People with monkeypox should avoid scratching their skin and take care of their rash by cleaning their hands before and after touching lesions and keeping skin dry and uncovered (unless they are unavoidably in a room with someone else, in which case they should cover it with clothing or a bandage until they are able to isolate again).
The rash can be kept clean with sterilized water or antiseptic. Saltwater rinses can be used for lesions in the mouth, and warm baths with baking soda and Epsom salts can help with lesions on the body. Lidocaine can be applied to oral and perianal lesions to relieve pain.
Many years of research on therapeutics for smallpox have led to the development of products that may also be useful for treating monkeypox.
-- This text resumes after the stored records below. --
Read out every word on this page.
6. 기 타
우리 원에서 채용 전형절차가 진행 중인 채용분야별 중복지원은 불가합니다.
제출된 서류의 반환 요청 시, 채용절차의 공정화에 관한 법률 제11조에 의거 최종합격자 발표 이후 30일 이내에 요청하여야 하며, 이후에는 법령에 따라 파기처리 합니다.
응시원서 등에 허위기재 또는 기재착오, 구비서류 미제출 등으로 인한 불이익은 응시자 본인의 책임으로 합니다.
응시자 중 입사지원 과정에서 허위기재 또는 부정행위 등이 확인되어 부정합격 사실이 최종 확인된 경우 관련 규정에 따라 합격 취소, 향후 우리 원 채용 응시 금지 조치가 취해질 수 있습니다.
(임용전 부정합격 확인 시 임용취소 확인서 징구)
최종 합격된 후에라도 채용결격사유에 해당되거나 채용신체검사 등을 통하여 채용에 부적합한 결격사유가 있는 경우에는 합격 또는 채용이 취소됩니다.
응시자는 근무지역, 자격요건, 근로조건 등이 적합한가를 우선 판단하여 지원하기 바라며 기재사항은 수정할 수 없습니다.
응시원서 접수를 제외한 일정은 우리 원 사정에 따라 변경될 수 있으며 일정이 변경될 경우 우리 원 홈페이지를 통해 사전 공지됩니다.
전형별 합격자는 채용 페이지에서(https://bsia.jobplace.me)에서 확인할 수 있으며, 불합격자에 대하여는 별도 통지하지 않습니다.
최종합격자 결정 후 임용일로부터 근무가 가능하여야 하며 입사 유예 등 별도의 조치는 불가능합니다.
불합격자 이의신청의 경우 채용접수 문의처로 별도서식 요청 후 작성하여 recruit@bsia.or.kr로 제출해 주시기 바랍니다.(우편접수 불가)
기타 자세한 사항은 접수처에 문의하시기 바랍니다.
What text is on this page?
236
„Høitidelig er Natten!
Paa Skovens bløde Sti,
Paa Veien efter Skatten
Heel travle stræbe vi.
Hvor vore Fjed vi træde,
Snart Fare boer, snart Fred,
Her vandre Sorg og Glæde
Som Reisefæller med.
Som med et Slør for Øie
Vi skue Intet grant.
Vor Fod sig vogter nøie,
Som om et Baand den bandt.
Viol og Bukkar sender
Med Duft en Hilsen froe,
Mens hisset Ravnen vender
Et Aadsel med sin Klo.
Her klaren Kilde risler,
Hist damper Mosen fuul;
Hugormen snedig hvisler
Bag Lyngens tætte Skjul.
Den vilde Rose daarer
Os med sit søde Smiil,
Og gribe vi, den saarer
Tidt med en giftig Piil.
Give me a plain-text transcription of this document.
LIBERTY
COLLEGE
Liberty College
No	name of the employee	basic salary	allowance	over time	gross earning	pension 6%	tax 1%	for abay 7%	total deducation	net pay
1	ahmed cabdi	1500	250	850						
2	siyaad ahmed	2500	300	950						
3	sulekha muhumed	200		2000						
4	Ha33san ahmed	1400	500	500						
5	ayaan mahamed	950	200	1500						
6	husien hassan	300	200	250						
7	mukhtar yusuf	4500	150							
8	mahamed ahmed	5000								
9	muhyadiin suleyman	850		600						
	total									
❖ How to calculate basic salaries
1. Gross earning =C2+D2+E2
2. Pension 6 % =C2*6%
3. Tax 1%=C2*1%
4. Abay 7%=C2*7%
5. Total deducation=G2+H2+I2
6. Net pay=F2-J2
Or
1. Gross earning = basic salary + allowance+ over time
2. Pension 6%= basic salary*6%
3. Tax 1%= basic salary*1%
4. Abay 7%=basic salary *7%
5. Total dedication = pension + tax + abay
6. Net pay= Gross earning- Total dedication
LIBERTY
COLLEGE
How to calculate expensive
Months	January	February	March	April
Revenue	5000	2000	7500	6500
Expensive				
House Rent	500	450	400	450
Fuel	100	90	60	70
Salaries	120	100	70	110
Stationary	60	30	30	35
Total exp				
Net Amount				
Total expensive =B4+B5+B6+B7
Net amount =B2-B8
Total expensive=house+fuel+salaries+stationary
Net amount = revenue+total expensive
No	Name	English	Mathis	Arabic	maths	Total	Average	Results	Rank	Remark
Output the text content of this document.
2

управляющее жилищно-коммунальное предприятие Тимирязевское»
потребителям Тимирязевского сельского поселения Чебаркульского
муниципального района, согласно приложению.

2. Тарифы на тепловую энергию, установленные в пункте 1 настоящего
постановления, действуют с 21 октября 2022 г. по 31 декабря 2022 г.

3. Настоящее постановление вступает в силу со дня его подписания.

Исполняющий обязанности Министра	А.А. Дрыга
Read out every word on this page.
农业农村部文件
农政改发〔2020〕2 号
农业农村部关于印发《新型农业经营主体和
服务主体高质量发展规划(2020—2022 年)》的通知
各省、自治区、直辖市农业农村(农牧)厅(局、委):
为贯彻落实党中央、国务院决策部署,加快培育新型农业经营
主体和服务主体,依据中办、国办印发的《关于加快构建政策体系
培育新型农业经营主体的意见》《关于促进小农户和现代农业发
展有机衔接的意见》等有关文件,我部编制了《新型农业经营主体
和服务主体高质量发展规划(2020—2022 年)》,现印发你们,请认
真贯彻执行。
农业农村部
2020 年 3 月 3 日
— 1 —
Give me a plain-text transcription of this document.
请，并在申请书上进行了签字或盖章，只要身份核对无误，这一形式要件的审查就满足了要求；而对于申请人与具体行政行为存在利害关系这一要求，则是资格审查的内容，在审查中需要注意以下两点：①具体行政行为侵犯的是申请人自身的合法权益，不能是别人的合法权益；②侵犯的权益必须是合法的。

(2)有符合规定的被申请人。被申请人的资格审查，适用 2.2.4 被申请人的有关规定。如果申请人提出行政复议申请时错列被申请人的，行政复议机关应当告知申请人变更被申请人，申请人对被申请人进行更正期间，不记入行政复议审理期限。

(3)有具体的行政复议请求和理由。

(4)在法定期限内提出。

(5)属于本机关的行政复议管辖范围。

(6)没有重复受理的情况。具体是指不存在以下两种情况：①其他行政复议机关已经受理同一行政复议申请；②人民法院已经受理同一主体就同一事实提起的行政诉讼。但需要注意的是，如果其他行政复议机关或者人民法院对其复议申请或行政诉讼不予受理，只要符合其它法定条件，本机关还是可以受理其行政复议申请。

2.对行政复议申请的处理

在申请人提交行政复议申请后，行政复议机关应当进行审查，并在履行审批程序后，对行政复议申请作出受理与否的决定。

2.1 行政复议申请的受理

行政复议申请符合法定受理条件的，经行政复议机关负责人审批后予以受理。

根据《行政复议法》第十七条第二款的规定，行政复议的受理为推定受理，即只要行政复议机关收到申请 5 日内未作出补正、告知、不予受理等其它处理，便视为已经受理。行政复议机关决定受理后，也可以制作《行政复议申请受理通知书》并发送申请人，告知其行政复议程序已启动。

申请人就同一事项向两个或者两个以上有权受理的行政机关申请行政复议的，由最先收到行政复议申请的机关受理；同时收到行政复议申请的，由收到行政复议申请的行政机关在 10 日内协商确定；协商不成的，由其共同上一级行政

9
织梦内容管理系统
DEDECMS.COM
An antiviral that was developed to treat smallpox (tecovirimat) was approved in January 2022 by the European Medicines Agency for the treatment of monkeypox.
Experience with these therapeutics in the context of an outbreak of monkeypox is limited. For this reason, their use is usually accompanied by a collection of information that will improve knowledge on how best to use them in the future.
Q. I think I have been exposed to someone who has monkeypox. What should I do?
Ans: If you think you have been exposed to monkeypox, monitor yourself closely for signs and symptoms for three weeks after the time you were last exposed. Symptoms of monkeypox typically include a fever, headache, muscle aches, back pain, low energy, swollen lymph nodes, and a skin rash or lesions on the face, palms of the hands, soles of the feet, mouth, genitals, perianal area or eyes.
If you do develop symptoms, contact your health care provider for advice, testing, and medical care.
Q. Is my risk of catching or getting serious symptoms from monkeypox higher if I have COVID-19, or if I am suffering from long-COVID?
Ans: This is a question that health professionals are currently trying to answer. At this time, we don’t yet know whether having COVID-19 or post COVID-19 condition (long-COVID) makes you more vulnerable to monkeypox. More studies are needed on patients who have or have had infection with the virus that causes COVID-19 or post-COVID-19 condition and now have monkeypox.
Avoid contact with others to prevent passing on the virus, and monitor your symptoms to be able to get the right care. If you think you have the post-COVID condition, contact a health worker to get the support you need.
Q. Can children get monkeypox?
Ans: Children can catch monkeypox if they have close contact with someone who has symptoms. Data from previously affected countries show that children are typically more prone to severe disease than adolescents and adults. There have been a small number of children with monkeypox in the current outbreak.
Q. What should I do if a child in my care has symptoms that could be monkeypox?
Ans: The monkeypox rash can resemble other common childhood illnesses, such as chickenpox and other viral infections. If a child you are caring for has symptoms that could be monkeypox, seek advice from a healthcare provider. They will help to get them tested, and to access the care they need.
Children may be at greater risk of severe monkeypox than adults. They should be closely monitored until they have recovered in case they need additional care. A health worker responsible for the child may advise that they are cared for in a health facility. In this situation, a parent or caregiver who is healthy and at low risk of monkeypox will be allowed to isolate with them.
Q. Can the monkeypox virus be spread through a blood transfusion?
Ans: You should never give blood when feeling unwell. If you have an appointment to give blood, self-assess your health and monitor any symptoms of monkeypox and reschedule your appointment if you don’t feel well.
There are strict protocols in place for when people can give blood. The prospective donor is asked questions about how they feel, and any symptoms they are currently experiencing. This is done to reduce the risk of anyone with an infectious disease giving blood.